Matt held a pause that would be far too much “empty” airtime.
Of course, Matt thought. The man who’d owned that house and to whom Max owed so much was dead now. Kinsella must have been checking out The Midnight Hour and caught Ambrosia’s show, too.
“I’m sorry for your loss,” Matt said. “And Ambrosia, she’s less siren than sister,” he added, “to everybody.”
Now Kinsella kept quiet for too long.
“Yeah,” he said finally. “It’s easy to be cynical if you haven’t suffered. I hope they serve cool drinks at the Blue Dahlia, along with the hot jazz.”
“Of course.”
“It’s six now. How about dinner at eight?”
Matt had his marching orders, as he imagined Kinsella did, so the connection was broken with mutual but gruff, “All right”s.

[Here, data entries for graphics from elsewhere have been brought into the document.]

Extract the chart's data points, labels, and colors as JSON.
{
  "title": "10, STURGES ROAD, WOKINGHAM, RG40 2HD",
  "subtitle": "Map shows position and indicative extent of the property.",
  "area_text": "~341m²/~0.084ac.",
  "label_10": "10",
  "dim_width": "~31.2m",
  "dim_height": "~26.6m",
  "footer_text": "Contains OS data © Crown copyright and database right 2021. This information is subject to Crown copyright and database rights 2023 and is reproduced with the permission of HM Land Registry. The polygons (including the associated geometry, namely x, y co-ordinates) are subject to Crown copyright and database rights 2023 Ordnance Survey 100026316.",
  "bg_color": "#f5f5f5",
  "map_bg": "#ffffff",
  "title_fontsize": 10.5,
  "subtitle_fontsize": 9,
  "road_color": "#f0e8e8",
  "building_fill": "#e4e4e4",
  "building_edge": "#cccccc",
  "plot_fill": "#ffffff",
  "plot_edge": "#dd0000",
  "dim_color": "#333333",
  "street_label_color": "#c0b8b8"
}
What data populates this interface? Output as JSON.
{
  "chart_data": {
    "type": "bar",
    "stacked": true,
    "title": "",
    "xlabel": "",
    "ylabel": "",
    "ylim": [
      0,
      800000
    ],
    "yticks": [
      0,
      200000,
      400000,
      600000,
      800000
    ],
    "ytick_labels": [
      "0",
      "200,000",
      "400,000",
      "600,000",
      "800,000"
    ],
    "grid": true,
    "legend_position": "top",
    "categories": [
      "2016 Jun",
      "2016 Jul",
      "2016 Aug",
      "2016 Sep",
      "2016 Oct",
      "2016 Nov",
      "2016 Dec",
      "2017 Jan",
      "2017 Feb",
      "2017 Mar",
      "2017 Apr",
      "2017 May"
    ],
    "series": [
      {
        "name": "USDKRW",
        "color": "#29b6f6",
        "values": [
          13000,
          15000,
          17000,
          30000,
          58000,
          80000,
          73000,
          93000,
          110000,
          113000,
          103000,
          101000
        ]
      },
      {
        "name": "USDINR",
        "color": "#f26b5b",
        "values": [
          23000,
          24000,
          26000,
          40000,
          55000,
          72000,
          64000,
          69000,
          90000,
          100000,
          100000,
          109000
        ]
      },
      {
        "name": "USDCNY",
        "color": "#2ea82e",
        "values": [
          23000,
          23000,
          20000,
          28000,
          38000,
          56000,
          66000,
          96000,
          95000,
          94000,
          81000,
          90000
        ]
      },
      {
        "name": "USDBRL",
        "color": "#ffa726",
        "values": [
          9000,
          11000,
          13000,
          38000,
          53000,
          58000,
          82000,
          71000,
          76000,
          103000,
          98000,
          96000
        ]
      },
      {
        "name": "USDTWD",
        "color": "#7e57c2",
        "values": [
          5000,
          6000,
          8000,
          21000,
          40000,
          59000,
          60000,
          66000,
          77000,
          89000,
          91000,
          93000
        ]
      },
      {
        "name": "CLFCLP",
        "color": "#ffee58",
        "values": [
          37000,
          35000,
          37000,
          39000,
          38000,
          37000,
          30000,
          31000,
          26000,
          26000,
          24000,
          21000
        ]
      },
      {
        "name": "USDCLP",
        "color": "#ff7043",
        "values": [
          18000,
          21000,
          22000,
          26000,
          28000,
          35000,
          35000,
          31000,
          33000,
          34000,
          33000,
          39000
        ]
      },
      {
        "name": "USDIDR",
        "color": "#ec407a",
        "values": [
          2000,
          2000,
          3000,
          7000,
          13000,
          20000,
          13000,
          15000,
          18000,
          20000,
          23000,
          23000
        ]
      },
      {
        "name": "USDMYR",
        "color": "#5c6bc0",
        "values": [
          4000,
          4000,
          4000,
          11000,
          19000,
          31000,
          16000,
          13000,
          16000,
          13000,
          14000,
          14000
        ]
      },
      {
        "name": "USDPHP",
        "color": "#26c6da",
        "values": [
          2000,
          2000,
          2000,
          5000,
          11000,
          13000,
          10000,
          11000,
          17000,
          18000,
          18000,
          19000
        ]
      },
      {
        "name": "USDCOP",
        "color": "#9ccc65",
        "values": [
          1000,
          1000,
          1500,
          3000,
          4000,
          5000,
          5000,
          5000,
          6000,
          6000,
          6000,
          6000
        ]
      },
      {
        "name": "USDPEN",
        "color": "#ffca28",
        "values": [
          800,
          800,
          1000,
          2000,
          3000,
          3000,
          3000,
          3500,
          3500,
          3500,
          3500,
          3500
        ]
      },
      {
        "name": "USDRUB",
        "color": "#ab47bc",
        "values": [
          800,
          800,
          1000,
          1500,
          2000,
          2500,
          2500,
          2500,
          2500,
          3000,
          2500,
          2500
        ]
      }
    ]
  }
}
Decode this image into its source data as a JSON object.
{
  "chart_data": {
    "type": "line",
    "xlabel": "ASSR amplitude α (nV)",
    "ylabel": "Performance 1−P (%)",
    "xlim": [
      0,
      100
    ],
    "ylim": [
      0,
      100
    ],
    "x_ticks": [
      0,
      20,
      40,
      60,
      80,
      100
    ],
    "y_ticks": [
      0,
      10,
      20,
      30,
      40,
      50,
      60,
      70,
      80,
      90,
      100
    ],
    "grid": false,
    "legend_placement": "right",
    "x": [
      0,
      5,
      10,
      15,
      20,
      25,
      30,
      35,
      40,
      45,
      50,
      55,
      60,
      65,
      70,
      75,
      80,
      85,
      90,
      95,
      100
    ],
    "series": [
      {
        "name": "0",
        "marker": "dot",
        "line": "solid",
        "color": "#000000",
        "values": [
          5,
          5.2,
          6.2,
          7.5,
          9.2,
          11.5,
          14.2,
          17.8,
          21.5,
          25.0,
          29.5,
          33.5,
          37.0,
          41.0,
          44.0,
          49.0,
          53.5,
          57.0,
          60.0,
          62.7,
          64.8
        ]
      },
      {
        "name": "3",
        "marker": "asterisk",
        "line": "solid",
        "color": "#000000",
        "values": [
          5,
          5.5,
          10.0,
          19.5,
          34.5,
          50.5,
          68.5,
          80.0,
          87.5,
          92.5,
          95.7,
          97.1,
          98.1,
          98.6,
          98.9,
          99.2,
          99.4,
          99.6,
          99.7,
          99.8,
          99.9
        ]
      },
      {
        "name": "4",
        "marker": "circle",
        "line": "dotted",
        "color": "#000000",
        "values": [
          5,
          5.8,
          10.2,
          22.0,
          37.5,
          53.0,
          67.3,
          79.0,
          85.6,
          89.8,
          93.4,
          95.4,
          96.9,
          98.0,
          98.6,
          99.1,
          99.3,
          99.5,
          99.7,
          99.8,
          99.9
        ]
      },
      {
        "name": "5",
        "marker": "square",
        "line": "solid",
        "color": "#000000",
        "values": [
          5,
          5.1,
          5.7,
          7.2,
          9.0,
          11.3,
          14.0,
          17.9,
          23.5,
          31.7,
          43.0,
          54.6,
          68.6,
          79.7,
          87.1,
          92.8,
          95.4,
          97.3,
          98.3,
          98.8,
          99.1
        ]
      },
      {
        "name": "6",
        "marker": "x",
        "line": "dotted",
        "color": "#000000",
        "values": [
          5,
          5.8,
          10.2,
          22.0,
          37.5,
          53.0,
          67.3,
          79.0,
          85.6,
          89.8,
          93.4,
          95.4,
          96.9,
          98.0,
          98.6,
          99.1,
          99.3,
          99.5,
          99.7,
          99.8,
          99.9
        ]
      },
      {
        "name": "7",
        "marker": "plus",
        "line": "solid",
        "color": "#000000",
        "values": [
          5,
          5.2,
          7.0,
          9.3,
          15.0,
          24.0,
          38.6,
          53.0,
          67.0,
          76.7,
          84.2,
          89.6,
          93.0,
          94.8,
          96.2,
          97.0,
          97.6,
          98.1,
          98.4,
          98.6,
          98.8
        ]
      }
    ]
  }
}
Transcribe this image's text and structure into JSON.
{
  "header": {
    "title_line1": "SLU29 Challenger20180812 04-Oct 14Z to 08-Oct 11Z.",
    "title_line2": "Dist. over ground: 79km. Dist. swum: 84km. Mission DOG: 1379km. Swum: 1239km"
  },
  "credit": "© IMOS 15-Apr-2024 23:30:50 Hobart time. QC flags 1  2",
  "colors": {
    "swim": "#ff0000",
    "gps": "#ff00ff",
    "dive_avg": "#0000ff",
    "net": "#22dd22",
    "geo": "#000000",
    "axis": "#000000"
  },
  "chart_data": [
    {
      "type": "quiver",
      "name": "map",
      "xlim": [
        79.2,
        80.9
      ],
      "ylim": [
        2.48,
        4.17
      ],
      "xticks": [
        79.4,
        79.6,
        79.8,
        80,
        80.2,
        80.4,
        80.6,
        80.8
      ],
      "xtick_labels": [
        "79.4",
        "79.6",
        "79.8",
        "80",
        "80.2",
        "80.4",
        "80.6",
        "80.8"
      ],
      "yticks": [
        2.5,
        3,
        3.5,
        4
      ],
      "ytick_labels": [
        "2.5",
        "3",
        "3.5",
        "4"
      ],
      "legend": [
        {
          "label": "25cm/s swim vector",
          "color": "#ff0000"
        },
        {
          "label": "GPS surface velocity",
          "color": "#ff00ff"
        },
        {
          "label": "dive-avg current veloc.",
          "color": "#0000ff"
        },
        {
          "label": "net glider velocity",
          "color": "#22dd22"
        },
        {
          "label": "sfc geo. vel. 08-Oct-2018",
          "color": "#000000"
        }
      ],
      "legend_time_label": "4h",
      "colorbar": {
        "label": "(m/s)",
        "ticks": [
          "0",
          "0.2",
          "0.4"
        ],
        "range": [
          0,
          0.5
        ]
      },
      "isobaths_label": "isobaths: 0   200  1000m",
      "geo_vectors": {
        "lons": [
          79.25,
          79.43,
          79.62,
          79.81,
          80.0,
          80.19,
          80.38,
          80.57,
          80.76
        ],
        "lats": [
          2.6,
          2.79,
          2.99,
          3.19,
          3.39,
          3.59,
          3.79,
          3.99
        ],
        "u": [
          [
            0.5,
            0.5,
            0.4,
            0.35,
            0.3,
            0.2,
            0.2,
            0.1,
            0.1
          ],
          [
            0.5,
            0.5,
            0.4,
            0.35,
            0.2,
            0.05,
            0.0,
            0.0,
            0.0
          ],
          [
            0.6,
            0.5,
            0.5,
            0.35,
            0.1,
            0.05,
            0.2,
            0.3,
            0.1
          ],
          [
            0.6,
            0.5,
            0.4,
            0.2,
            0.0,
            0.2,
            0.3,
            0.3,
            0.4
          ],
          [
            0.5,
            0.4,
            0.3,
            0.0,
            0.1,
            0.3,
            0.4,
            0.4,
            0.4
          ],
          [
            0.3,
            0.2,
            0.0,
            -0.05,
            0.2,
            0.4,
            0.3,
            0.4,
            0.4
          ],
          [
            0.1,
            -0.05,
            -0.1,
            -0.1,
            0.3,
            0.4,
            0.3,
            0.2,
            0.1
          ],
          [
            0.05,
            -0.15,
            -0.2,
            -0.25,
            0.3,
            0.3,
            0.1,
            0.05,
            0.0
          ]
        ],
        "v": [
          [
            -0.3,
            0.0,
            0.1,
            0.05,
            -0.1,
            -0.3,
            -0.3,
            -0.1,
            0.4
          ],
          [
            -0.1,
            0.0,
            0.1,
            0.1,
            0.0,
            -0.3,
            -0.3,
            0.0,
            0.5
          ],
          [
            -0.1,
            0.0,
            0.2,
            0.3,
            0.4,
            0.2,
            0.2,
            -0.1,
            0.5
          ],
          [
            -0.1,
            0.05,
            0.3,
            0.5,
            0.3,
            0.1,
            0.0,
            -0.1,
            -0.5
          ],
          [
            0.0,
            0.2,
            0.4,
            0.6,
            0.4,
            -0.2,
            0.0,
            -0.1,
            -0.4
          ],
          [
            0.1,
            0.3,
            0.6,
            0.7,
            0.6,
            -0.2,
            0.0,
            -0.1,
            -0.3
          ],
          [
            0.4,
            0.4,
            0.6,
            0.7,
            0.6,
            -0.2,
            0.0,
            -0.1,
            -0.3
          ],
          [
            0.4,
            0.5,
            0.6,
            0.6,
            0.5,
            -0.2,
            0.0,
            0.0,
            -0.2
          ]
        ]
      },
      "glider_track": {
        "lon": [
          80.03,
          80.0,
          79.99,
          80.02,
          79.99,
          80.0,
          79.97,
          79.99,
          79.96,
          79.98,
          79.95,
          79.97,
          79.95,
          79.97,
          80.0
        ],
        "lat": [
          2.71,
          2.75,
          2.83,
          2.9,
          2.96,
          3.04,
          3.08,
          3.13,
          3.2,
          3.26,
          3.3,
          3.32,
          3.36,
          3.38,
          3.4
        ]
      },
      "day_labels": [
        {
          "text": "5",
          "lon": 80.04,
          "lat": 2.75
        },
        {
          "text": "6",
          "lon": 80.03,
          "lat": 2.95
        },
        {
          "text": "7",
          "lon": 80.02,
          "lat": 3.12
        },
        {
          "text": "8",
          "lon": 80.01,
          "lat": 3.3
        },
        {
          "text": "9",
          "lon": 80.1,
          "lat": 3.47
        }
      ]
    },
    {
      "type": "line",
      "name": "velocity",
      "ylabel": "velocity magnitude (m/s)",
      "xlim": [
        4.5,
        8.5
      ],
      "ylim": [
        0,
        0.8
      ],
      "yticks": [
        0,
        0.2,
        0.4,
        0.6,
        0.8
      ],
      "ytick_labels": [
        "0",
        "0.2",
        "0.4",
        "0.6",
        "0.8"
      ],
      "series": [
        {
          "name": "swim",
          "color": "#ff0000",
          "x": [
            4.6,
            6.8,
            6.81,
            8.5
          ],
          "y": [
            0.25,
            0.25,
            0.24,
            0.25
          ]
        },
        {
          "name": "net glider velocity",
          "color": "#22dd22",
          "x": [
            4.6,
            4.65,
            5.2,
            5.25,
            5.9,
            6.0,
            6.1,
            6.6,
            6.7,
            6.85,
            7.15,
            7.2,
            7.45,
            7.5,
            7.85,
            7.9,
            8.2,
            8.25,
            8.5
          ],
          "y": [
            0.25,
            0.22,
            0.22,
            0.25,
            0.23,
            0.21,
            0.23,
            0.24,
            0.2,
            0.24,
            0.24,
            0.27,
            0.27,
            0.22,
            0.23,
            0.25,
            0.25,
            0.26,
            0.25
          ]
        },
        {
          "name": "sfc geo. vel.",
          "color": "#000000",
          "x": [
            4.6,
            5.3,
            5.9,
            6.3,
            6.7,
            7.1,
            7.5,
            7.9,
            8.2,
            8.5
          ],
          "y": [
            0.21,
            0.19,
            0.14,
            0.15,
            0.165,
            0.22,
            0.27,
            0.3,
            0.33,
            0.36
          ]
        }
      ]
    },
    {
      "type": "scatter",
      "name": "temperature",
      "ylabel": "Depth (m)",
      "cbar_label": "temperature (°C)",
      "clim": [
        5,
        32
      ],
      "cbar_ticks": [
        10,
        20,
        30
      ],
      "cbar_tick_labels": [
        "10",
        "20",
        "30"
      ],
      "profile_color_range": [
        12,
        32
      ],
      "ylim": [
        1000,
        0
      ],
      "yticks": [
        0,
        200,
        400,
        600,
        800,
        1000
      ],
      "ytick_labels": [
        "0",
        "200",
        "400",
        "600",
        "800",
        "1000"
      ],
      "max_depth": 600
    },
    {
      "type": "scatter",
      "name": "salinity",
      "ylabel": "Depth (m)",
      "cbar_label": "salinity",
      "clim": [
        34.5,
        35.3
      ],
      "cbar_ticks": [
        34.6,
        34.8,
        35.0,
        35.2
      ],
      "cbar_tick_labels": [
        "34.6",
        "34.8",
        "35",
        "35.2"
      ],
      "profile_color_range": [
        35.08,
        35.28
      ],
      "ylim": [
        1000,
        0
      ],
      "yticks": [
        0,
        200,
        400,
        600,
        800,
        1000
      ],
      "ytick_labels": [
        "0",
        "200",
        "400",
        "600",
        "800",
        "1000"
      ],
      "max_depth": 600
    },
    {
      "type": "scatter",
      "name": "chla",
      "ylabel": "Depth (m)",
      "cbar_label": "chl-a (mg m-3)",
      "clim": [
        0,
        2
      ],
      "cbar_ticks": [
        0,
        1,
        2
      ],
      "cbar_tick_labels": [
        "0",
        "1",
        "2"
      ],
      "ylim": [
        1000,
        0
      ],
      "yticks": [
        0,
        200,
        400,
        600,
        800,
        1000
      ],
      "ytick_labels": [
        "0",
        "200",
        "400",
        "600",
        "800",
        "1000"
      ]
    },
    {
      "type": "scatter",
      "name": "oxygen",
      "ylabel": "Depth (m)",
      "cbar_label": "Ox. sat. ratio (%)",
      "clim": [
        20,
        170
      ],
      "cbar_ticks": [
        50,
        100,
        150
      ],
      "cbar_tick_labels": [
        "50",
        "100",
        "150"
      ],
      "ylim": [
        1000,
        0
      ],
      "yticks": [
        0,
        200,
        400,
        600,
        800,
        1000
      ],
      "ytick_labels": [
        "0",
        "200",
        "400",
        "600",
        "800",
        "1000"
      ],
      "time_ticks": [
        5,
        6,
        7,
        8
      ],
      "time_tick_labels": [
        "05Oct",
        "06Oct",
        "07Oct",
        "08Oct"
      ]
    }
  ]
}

Except nothing was “all right,” Matt thought as he pocketed his cell phone.
And it was getting wronger by the minute. He’d checked his latest messages and recognized the several megs of a pictorial porn solicitation from RazorGrrl666@hitmail.com and deleted it. Again. He’d have to figure out how to block it. He wasn’t ready to declare that Kitty the Cutter was on his trail again, until he had better proof.
Maybe the Blue Dahlia wasn’t the best rendezvous site. Temple had mentioned that Max was drinking hard the night he came back, but he’d just run out on that homicidal mess in Belfast. He’d had his reasons.
Matt had some reasons, too.
What rotten timing that his talk-show career was going stratospheric just as Kinsella made his dramatic return. Max had pried Temple loose of Minneapolis and her family to follow him to Vegas. Did Matt have the moxie to pull Temple away from her new Vegas home to follow her man? Did he want to? He now had family “issues” in Chicago, and any new life for him and Temple—and Midnight Louie—would have to deal face-to-face with that mess.
That couldn’t be as bad as dealing face-to-face with the new Max. Tough for him, but really rough on Temple and her sympathetic soul. Matt had to forget his insecurities and do what was best for Temple.
First things first.
Matt agreed with Temple that all three needed to discuss their interlocking pasts and possible mutual enemies, and that he and Max needed to meet before she became involved.
Still, they hadn’t discussed bringing Molina into the case. Molina’d had a lot of family business on her mind and had stopped performing undercover as Carmen, the Blue Dahlia’s come-and-go torch singer.
Temple would be the first to swear that Matt didn’t have a mean bone in his body, but he felt a distinctly wicked tingle in his funny bone right now.
What if Molina showed up at the Blue Dahlia to sing for some insanely remote reason and saw her most elusive suspect sitting in the audience?
Now that would be a psychologically satisfying confrontation to mediate.
*
Matt pulled the Jag into the Blue Dahlia parking lot two hours later, wondering if a law-enforcement pro like Molina remembered, every time she arrived, the dead body found near her car here, many months ago. The words She left had even been painted on her Volvo. No wonder “Carmen” hadn’t been on the Blue Dahlia menu lately. Now Molina had “left.”
So she probably remembered, but with less of the sudden sadness that Matt felt. That killer had been caught. Her job was done on that case. Or maybe not.
He checked the parking lot for a car Kinsella might have driven, but spotted nothing in the Mystifying Max’s trademark black. Matt turned to punch the lock button and jumped, less at the sharp bleep the device made than at the voice so close behind him.
“Look who won the lottery.”
He turned to find Max looming, looking gaunter and therefore even taller than his six-four.
“How’d you recognize me if you don’t remember me?” Matt asked.